Com’era facile prevedere, dure critiche alla decisione sono giunte dall’opinione pubblica serba. Alcuni media del paese non hanno esitato a definire l’operazione un tentativo maldestro da parte dei croati di appropriarsi del cirillico, o addirittura un vero e proprio “furto”. Nella croatissima Široki Brijeg (Bosnia Erzegovina), invece, il direttore dell’ufficio turistico locale ha eretto un “monumento al cirillico” per rivendicarne la croaticità.

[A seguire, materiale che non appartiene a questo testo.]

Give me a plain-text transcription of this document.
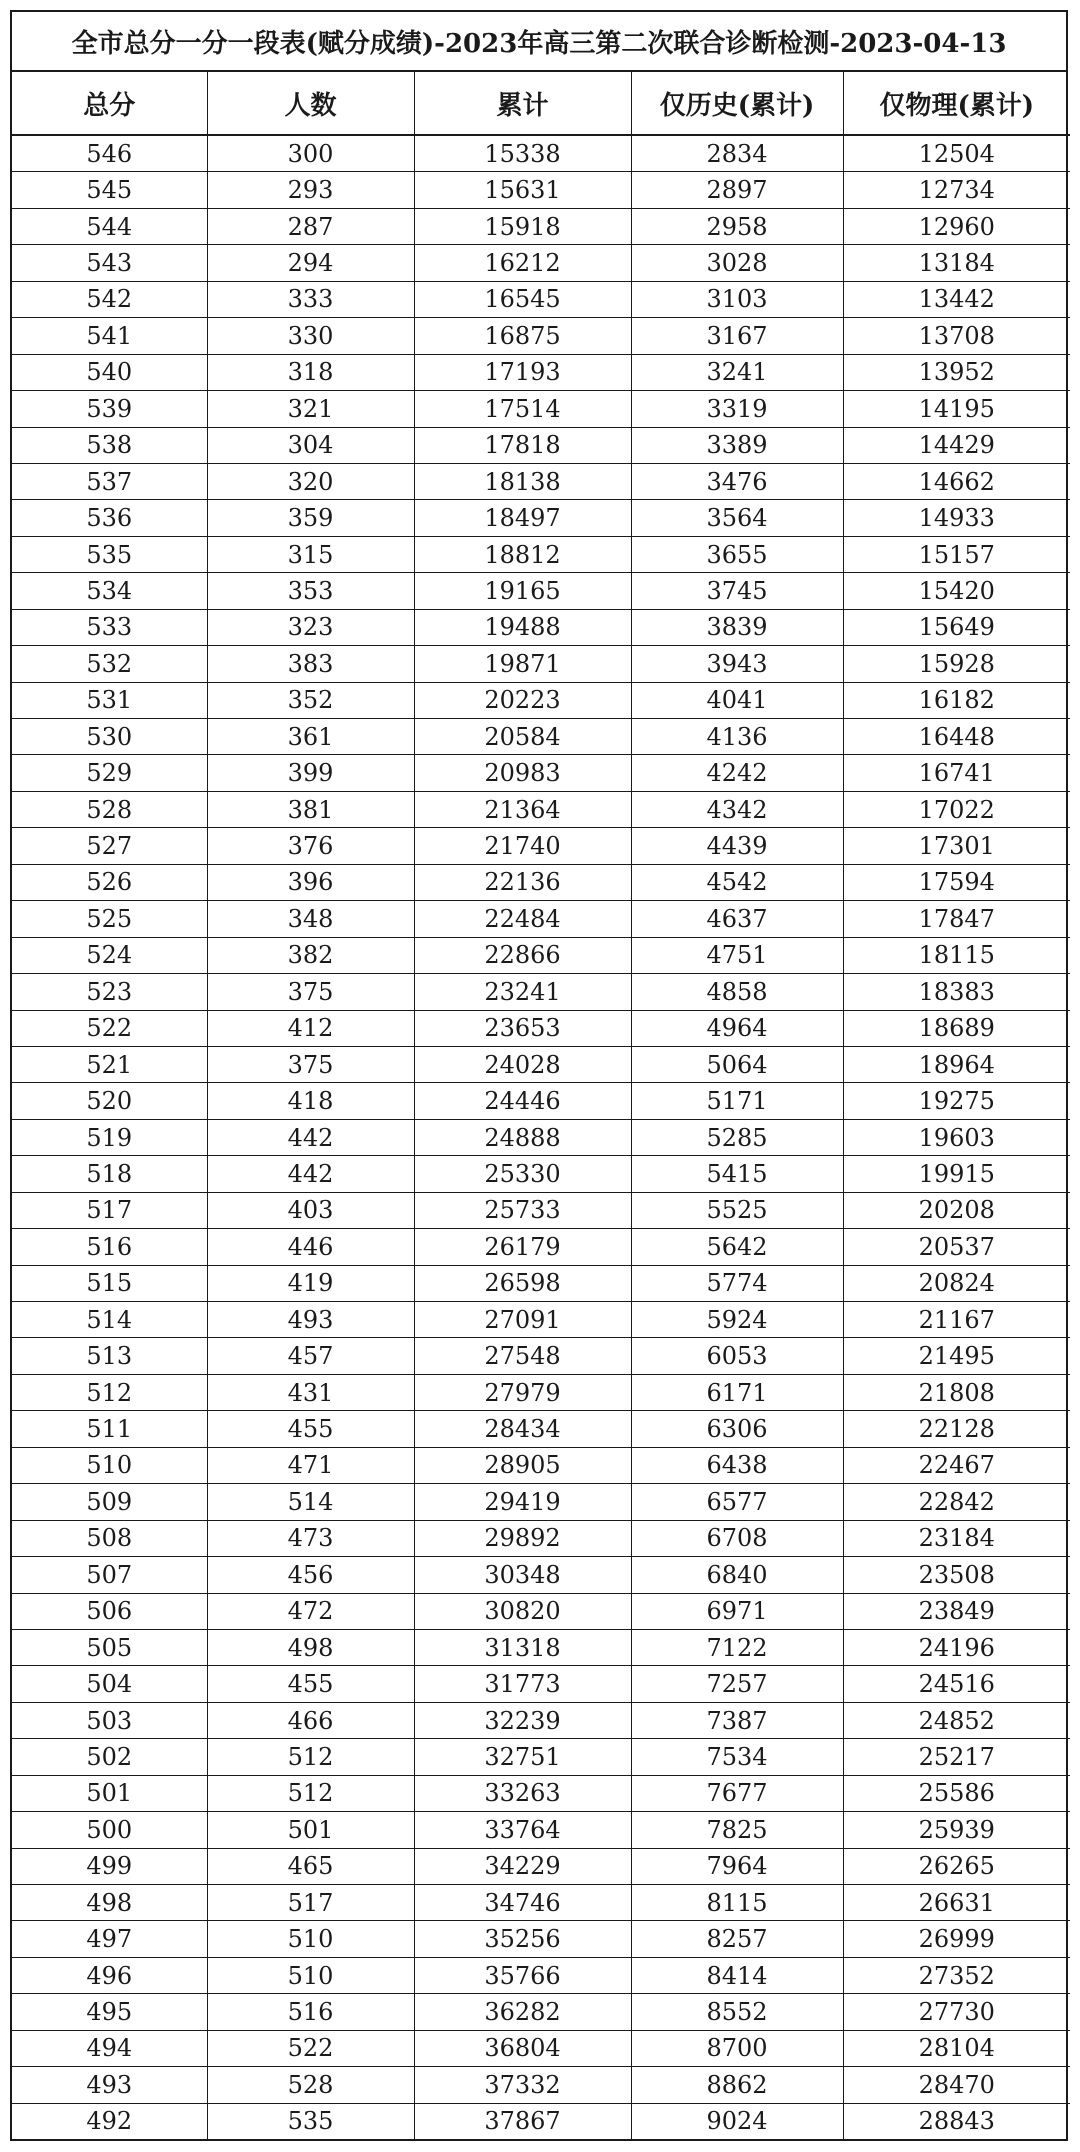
全市总分一分一段表(赋分成绩)-2023年高三第二次联合诊断检测-2023-04-13
总分	人数	累计	仅历史(累计)	仅物理(累计)
546	300	15338	2834	12504
545	293	15631	2897	12734
544	287	15918	2958	12960
543	294	16212	3028	13184
542	333	16545	3103	13442
541	330	16875	3167	13708
540	318	17193	3241	13952
539	321	17514	3319	14195
538	304	17818	3389	14429
537	320	18138	3476	14662
536	359	18497	3564	14933
535	315	18812	3655	15157
534	353	19165	3745	15420
533	323	19488	3839	15649
532	383	19871	3943	15928
531	352	20223	4041	16182
530	361	20584	4136	16448
529	399	20983	4242	16741
528	381	21364	4342	17022
527	376	21740	4439	17301
526	396	22136	4542	17594
525	348	22484	4637	17847
524	382	22866	4751	18115
523	375	23241	4858	18383
522	412	23653	4964	18689
521	375	24028	5064	18964
520	418	24446	5171	19275
519	442	24888	5285	19603
518	442	25330	5415	19915
517	403	25733	5525	20208
516	446	26179	5642	20537
515	419	26598	5774	20824
514	493	27091	5924	21167
513	457	27548	6053	21495
512	431	27979	6171	21808
511	455	28434	6306	22128
510	471	28905	6438	22467
509	514	29419	6577	22842
508	473	29892	6708	23184
507	456	30348	6840	23508
506	472	30820	6971	23849
505	498	31318	7122	24196
504	455	31773	7257	24516
503	466	32239	7387	24852
502	512	32751	7534	25217
501	512	33263	7677	25586
500	501	33764	7825	25939
499	465	34229	7964	26265
498	517	34746	8115	26631
497	510	35256	8257	26999
496	510	35766	8414	27352
495	516	36282	8552	27730
494	522	36804	8700	28104
493	528	37332	8862	28470
492	535	37867	9024	28843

L’improvvisa “riscoperta” del cirillico da parte dell’élite culturale croata proprio all’indomani della sua introduzione in molte località del paese (tra cui Vukovar) non sembra un atto del tutto innocente, soprattutto alla luce dei suoi risvolti politici: più facile accettare il cirillico se lo si ritiene patrimonio culturale anche croato piuttosto che un patrimonio culturale esclusivamente serbo. Se non altro, però, questa disputa ha il merito di aver messo in luce la ricchezza del patrimonio culturale dell'intera regione post-jugoslava, al di là dei tentativi più o meno pretestuosi di aggiudicarsene la paternità.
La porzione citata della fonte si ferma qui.